611 - De l’écoulement des religions
N. Lygeros
Les religions s’écoulent les unes dans les autres. Ce phénomène qui appartient à la méta-théorie des religions provient de la taille du groupe impacté. En effet si la religion se contente d’être une secte, son enseignement peut être révolutionnaire mais si cette dernière veut s’étendre sur un ensemble plus grand de la population, elle doit nécessairement s’adapter au substrat pré-existentiel de la religion considérée afin d’être évolutive. En Occident nous connaissons tous ce que la religion judéo-chrétienne doit aux croyances païennes. Cependant le phénomène est tout à fait similaire en Orient avec le bouddhisme.
En effet, bien que l’enseignement du Bouddha soit initialement révolutionnaire en se distinguant des lettrés brahmanes et des renonçants, le bouddhisme ne repose pas moins sur deux croyances indiennes prébouddhiques. La première affirme que tous les êtres vivants renaissent après la mort et traversent une série indéfinie d’existences parmi les hommes, les dieux, les animaux et les damnés. La seconde quant à elle soutient qu’à chacune de ces renaissances, sa part de bonheur ou de malheur est déterminée par la valeur morale des actes accomplis dans les vies précédentes, selon une justice immanente, automatique et inéluctable. Ces deux principes forment le substrat pré-existentiel du bouddhisme et ce sont eux qui lui ont permis de s’inscrire dans la tradition religieuse indienne.
Malgré cet écoulement des religions nous ne devons pas perdre de vue l’importance du changement de phase qui est accompli par l’être singulier qui transforme de manière irréversible cet écoulement. Ainsi l’introduction non pas de l’éveil puisqu’il préexiste à Siddhârtha mais des quatre nobles vérités est une véritable révolution spirituelle. Découvertes par le Bouddha elles s’énoncent ainsi : 1) toute forme d’existence est par nature pénible et décevante, malgré les moments de bonheur. 2) L’origine de la souffrance est la vision erronée des choses qui entraîne l’avidité. 3) La cessation de cette avidité conduit à l’Éveil. 4) L’Éveil. peut être réalisé en développant l’éthique, la concentration et la sagesse. Ainsi le bouddhisme se meut entre deux vérités, relative et absolue, le continuum de conscience « passe » d’une vie à la suivante poussé par la force « morale » des actes. Il n’y a aucune notion d’âme immortelle ou de Dieu créateur. La prise de conscience aiguë du rôle fondamental de la souffrance au sein de l’existence conduit à la recherche d’une heuristique. Celle-ci en mettant en évidence le problème de la vision mène à une nouvelle herméneutique du monde qui aboutit à l’Éveil. Enfin le Bouddha montre la voie puisqu’il précise ce qu’il est nécessaire de développer pour parvenir à cet état transcendant.

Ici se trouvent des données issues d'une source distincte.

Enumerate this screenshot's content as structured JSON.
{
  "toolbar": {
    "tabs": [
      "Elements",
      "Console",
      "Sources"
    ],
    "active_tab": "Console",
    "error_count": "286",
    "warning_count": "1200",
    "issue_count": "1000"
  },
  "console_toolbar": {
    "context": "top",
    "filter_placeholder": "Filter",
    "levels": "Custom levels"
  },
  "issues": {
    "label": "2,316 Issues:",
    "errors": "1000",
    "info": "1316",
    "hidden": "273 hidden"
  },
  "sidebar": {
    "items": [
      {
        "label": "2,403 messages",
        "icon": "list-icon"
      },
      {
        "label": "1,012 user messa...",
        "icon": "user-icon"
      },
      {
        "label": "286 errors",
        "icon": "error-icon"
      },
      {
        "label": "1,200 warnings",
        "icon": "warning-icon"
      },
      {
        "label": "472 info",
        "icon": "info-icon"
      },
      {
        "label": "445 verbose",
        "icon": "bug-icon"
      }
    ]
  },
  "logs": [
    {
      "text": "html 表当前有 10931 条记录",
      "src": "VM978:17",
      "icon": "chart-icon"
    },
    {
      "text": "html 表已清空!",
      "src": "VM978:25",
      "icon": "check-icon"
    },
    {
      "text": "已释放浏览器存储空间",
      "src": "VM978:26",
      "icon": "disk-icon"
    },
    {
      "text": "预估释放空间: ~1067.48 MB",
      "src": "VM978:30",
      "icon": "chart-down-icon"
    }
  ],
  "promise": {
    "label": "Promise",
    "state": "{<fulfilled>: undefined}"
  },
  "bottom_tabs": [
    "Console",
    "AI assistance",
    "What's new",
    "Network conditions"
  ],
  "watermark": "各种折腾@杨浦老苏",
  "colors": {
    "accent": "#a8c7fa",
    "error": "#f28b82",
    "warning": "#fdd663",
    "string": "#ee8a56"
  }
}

Cependant l’évolution de la religion ne cesse avec ce changement de phase. À travers sa propre extension elle se diversifie et évolue en différentes branches qui peuvent parfois être en contradiction avec l’impact initial. Ainsi le tantrisme bouddhique qui est un ensemble d’écoles nées du mahâyâna différentes les unes des autres par leurs doctrines et leurs pratiques religieuses, se distinguent du bouddhisme par un panthéon riche et complexe et par des activités rituelles, où symbolique et magie exercent des fonctions déterminantes.
À travers le paradigme bouddhique, nous voyons que l’écoulement des religions est construit même s’il change de direction. Les changements de phase n’effectuent point de rupture dans cette continuité même s’ils modifient considérablement sa nature. D’une certaine manière, les religions obéissent à la première règle prébouddhique et ne cessent de changer de forme comme pour mieux explorer la polymorphie de l’éthique.